最後まで見れば、こうした描写がアメリカ人にとってむしろかなり耳が痛い話なのはすぐにわかります。


 こないだの記事にも書いたように、アメリカでは「被曝の現場の写真を見せることすらタブー」とされているのが現状です。だから、この映画でも、日本の被害のシーン、描けてないんです。さらに言えば


この記事はアメリカでの「原爆投下は必要だったか」のアンケートで「必要なかった」派が増えた、という記事なんですけど、それでも「65歳以上は70%、18歳から29歳でも47%」が原爆投下の肯定を2015年の時点で行ってるんです。そんな中で、反感を買う恐れがありながらも、クリストファー・ノーラン、あえてそのタブーに切り込んでるわけです。

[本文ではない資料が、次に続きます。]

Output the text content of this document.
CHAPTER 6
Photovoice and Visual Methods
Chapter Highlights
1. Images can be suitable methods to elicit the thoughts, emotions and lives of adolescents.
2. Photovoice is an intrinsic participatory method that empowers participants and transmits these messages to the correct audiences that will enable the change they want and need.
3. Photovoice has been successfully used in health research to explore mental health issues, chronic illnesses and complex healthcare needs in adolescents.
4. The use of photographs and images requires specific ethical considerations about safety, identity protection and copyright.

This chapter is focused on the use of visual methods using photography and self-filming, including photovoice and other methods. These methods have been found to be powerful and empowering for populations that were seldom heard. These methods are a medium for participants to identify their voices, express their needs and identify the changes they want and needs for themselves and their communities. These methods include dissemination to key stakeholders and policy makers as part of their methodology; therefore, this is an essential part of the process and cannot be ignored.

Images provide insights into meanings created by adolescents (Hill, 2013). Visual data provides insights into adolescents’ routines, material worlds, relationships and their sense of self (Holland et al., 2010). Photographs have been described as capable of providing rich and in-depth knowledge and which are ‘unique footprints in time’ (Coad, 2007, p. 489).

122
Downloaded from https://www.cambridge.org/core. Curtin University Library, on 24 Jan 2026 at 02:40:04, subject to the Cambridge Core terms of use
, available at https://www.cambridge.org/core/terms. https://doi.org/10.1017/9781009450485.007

 そういうことも考えてですね、この映画、むしろ日本人には有利な作品なんですよ。「原爆が日本に落とされる映画だから、無条件に公開なし」とかが予想されてますけど、それは全く逆の行動です。日本の被曝の現実を知ってほしいなら、むしろこれ、国際的には良い契機です。そして批評的にも、来年のオスカーには間違いなくかかりそうなほど絶賛もされてます。

世界に対して、原爆投下が正しかったのかを問われるチャンスが、少なくとも来年の3月までに世界に対して広がってるんですよ。そういう作品を日本で公開しないというのは全くもって馬鹿げた話です。


もっとも、この映画、「オッペンハイマー自身を、実際より美化して描いている」との声も聞きます。ブラジルの新聞記事でもそれは読んだし、

日本語でも

このnoteに詳しく書かれています。オッペンハイマーのさらなる理解を深めたい方は読まれるといいと思います。

これを読むとオッペンハイマー自身も決して褒められた人ではないんですが、それだけ、ノーランの問題提起の原爆投下への問題提起の気持ちが上回ったものだと思いたいです。

 「オッペンハイマー」の日本公開と、被曝に対しての国際理解が、時間かかってもいいから進むことを願っています。